Dienstag, 2. September 2014

Ausflüge in die Dreidimensionalität. [21]

Geekig nerdiger Buchstabierwettbewerb – oder: Hässlich gewinnt!
Vor etwas längerer Zeit wurde von den Betreibern des Online-Spiels Star-Trek-Online ein Wettbewerb gestartet, mit dem Ziel eine neue Enterprise durch die Spieler/Fans gestalten zu lassen. Beschränkt auf US-amerikanische Teilnehmer wurden anno dazumal eine Vielzahl unterschiedlichster Entwürfe eingereicht, die allein bezogen auf das erwähnte Spiel, das Design der nächsten Enterprise wettbewerbstechnisch finden sollten. Mittlerweile wäre das ja schon die Große E mit dem zählenden Buchstaben F in der Registrierung – und sollte ein Ausdruck sein dafür, wie sich fiktives Design fortentwickelt. 

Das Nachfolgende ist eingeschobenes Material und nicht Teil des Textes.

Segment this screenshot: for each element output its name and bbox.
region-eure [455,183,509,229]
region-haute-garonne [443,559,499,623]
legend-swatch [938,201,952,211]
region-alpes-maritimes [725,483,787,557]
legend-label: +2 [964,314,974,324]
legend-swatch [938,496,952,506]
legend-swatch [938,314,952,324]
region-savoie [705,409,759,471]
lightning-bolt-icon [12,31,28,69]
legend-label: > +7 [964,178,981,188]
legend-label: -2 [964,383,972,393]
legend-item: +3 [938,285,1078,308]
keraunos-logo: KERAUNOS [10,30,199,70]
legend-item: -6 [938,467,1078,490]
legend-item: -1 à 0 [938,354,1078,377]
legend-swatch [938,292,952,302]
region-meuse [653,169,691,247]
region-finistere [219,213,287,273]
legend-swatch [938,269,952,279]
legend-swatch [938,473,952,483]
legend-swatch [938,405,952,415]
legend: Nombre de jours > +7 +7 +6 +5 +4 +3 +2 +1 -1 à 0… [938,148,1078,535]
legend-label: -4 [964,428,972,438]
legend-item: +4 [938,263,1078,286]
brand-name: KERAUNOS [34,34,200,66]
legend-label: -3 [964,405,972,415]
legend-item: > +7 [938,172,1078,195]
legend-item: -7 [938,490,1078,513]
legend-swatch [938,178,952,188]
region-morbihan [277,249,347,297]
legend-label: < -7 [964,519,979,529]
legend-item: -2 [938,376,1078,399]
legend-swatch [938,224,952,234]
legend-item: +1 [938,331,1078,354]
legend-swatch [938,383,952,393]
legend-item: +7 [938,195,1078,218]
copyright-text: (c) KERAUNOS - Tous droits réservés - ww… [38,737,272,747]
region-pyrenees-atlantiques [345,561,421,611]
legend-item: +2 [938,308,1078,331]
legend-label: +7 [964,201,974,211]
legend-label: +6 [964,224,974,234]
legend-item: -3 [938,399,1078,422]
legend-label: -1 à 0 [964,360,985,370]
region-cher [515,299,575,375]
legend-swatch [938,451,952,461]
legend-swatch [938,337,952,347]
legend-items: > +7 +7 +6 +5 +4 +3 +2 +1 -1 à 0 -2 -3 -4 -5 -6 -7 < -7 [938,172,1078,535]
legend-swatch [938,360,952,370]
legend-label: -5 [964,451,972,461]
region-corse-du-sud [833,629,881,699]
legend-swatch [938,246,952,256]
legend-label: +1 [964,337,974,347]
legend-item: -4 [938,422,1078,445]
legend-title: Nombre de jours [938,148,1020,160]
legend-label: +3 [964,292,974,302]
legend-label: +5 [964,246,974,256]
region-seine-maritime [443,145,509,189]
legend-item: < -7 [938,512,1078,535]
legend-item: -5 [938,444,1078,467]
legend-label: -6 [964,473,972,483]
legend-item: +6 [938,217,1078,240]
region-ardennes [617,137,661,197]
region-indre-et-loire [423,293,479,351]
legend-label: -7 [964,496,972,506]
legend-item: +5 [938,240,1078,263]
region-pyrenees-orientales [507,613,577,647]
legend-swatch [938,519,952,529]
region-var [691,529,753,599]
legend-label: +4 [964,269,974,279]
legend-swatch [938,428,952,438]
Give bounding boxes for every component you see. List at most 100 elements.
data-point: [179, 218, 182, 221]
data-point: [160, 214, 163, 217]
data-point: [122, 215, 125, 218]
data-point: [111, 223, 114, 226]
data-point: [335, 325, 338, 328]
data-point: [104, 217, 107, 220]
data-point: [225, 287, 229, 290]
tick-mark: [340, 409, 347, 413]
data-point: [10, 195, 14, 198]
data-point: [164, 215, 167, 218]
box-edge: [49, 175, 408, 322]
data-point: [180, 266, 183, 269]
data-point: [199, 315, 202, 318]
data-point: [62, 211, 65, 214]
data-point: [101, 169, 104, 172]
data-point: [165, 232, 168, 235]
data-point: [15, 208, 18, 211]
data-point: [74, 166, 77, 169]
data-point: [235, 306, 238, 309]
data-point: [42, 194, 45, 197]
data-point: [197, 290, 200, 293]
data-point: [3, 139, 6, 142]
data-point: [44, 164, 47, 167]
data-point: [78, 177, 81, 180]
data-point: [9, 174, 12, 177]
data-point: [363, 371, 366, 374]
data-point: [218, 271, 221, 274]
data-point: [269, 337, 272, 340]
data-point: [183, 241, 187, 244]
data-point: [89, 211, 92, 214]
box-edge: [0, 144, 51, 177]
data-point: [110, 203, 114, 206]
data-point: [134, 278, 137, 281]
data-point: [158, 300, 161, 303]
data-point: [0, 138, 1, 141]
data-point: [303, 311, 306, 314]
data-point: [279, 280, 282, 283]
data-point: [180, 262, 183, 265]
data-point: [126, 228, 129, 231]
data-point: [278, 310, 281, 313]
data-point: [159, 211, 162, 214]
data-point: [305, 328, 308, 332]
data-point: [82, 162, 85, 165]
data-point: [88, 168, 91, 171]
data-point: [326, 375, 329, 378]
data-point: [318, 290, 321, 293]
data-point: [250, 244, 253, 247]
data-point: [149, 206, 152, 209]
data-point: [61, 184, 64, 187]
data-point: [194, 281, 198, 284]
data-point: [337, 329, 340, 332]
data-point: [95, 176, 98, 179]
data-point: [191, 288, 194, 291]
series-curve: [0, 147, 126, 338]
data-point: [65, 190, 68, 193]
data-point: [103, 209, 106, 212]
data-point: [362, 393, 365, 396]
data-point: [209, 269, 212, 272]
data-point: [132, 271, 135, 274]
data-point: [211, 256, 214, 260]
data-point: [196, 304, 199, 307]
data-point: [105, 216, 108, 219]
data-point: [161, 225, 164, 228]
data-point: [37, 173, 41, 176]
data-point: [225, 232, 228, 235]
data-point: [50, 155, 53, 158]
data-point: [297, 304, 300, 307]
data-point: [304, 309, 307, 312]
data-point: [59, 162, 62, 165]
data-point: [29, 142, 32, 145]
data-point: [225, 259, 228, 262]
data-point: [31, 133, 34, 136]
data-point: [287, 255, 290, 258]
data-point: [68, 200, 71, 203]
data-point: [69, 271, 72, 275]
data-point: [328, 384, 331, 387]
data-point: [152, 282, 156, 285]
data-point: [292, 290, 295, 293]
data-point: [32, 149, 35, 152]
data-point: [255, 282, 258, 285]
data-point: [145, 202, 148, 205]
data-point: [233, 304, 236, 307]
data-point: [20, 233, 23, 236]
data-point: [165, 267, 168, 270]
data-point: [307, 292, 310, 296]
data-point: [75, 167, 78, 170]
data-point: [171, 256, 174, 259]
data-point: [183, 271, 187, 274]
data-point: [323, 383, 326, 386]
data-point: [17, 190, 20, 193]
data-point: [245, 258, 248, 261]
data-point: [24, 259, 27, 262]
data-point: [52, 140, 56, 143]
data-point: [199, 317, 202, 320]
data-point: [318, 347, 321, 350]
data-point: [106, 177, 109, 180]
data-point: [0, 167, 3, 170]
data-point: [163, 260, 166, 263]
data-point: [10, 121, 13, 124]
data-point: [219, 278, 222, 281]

War die erste Fernseh-Enterprise gestalterisch ein Stiefkind ihrer Zeit und Ausdruck von Budgetbegrenzung und bestechend schöner Schlichtheit, sah man in der Folgezeit ihre Nachkommen über Leinwand und Mattscheibe flimmern. In den ersten ST-Filmen flog dann eine stark renovierte...äh, generalüberholte Enterprise durchs All und Ende der 80er folgte dann die m.M.n. wunderschöne Enterprise D. Zwar nur kurz zu sehen waren auch die Schiffe mit den Endungen B und C. Eines gemeinsam ist allen bis zu diesem Punkt: sie bilden ein schlüssiges gestalterisches Kontinuum im Rahmen der fiktiven Geschichte. Mit jedem neuen Buchstaben bzw. jeder weiteren Generation sieht die Enterprise moderner aus, stellt technischen und wissenschaftlichen Fortschritt dar und ist Symbol einer voranschreitenden Entwicklung. Jetzt könnte der aufmerksame Nerd geifernd fragen "...und was ist mit der Enterprise E???" Meine Antwort würde lauten: irgendwie ein gestalterischer Rückschritt (wie auch [fast] alles aus dem JJ.Abrams-Reboot-Universum)!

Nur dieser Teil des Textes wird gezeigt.